When you invest through popular brokers like Charles Schwab or Interactive Brokers (IBKR), you’ve probably noticed that most trades are now commission-free. This change has made investing more accessible, but if you’re not paying fees to trade, how do brokers make money? The answer lies in Payment for Order Flow (PFOF).
In this guide, we’ll explain how brokers, market makers, and exchanges work together, how PFOF operates, and how your market or limit order plays a role.
The Role of Brokers:
Brokers like Schwab and IBKR are the intermediaries between you and the stock market. When you place an order to buy or sell shares, your broker sends the order for execution to get you the best price.
In the past, brokers charged commissions for each trade. For example, when I started investing decades ago, TDAmeritrade’s commission was $25 per trade. But today, most brokers have eliminated commissions, and they now earn revenue from PFOF instead of charging you directly.
What is a Market Maker?
Market makers are financial firms that provide liquidity by constantly being ready to buy or sell stocks. They quote both buy (bid) and sell (ask) prices, and their profit comes from the small difference between these prices—called the bid-ask spread.
Market makers use the spread to their advantage. If you place a market order (to buy or sell immediately), the market maker may buy the stock from someone else at a lower price and sell it to you at a higher price, pocketing the difference. Similarly, for limit orders, they may buy the stock below your target price and sell it to you at the price you’ve set.
How Payment for Order Flow (PFOF) Works?
When you place an order with your broker, it doesn’t always go directly to a stock exchange like the NYSE or Nasdaq. Instead, the broker often routes the order to a market maker first.
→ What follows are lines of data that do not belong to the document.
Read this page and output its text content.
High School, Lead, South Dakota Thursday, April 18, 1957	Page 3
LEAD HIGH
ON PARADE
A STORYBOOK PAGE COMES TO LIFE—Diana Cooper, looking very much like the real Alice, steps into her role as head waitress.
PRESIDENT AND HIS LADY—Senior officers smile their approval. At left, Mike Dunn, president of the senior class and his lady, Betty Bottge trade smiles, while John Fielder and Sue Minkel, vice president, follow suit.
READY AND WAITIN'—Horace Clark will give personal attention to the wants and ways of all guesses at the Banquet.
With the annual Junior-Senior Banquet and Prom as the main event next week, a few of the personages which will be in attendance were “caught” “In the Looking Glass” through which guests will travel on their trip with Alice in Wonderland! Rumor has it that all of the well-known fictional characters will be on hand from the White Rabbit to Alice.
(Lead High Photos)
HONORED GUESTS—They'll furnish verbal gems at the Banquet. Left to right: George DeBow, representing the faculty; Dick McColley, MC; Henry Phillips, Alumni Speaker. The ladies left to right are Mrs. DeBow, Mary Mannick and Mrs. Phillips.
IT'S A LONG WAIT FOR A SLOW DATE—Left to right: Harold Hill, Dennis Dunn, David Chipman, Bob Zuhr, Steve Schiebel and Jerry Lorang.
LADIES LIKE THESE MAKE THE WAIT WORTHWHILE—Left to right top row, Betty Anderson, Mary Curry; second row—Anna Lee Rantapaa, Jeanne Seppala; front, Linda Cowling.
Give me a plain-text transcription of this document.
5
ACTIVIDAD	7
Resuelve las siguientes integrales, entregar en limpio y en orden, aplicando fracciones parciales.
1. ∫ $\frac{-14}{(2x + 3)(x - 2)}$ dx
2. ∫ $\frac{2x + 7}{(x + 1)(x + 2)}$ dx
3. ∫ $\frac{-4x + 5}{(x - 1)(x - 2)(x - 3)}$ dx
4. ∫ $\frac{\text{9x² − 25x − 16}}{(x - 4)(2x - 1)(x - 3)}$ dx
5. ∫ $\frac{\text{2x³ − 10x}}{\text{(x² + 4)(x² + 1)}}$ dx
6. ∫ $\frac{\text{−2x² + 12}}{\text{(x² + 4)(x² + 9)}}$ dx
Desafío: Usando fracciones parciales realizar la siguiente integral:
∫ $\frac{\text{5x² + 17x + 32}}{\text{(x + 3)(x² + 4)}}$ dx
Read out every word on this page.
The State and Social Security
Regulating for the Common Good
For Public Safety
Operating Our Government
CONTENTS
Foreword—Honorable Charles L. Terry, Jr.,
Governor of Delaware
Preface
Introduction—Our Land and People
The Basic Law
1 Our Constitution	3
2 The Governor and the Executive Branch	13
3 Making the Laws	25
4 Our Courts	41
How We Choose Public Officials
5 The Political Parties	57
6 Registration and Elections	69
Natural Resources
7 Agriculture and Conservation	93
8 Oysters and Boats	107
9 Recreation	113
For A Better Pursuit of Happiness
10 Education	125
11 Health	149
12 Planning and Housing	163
In exchange for this order flow, the market maker pays the broker a small fee—this is PFOF.
For example, if you buy 100 shares of stock, your broker might route the order to a market maker, who pays them a small amount (fractions of a penny per share). Once the market maker executes the trade, it’s sent to the exchange to finalize the transaction.
The Role of Exchange Fees:
While brokers and market makers earn through PFOF and spreads, stock exchanges (like NYSE and Nasdaq) charge exchange fees for executing the trades. Although you’re not paying a commission to the broker, investors still pay fractions of a penny in exchange fees, which the broker collects and passes on to the exchange.
How Your Orders Work (Market vs. Limit Orders)?
Market Orders A market order tells the broker to buy or sell immediately at the current price. When you place a market order, the broker sends it to a market maker, who fills the order at the best available price. The market maker may buy the stock at a lower price and sell it to you at a slightly higher price, keeping the difference (the spread) as profit. They then pay your broker a PFOF fee for routing the order to them.
Limit Orders A limit order allows you to specify the price you’re willing to pay for a stock (if buying) or the minimum you’ll accept (if selling). For instance, if you place a limit order to buy at $50, the market maker might buy the stock at $49.90 and sell it to you at $50, profiting from the $0.10 spread. Even with limit orders, the market maker pays your broker a PFOF fee for handling the order.
How Brokers Make Money Without Commissions?
PFOF allows brokers to make money from market makers, while investors still cover exchange fees (fractions of a penny per trade) when the order is executed at the exchange. Market makers profit from the spread by buying low and selling at the price you’ve set, and they share a small part of that profit with your broker. This system lets brokers offer you commission-free trading, while market makers and exchanges still earn their share.
Conclusion
Even though brokers like Schwab and IBKR don’t charge commissions, they still make money through PFOF. By routing your orders to market makers, brokers earn small fees, while the market makers profit from buying low and selling at the price you’re willing to pay. While you’re not paying a direct commission, there are still exchange fees involved in each trade. Ultimately, your order is finalized at an exchange like NYSE or Nasdaq, ensuring that all parties—including brokers, market makers, and exchanges—benefit from the transaction, even when it’s commission-free for you.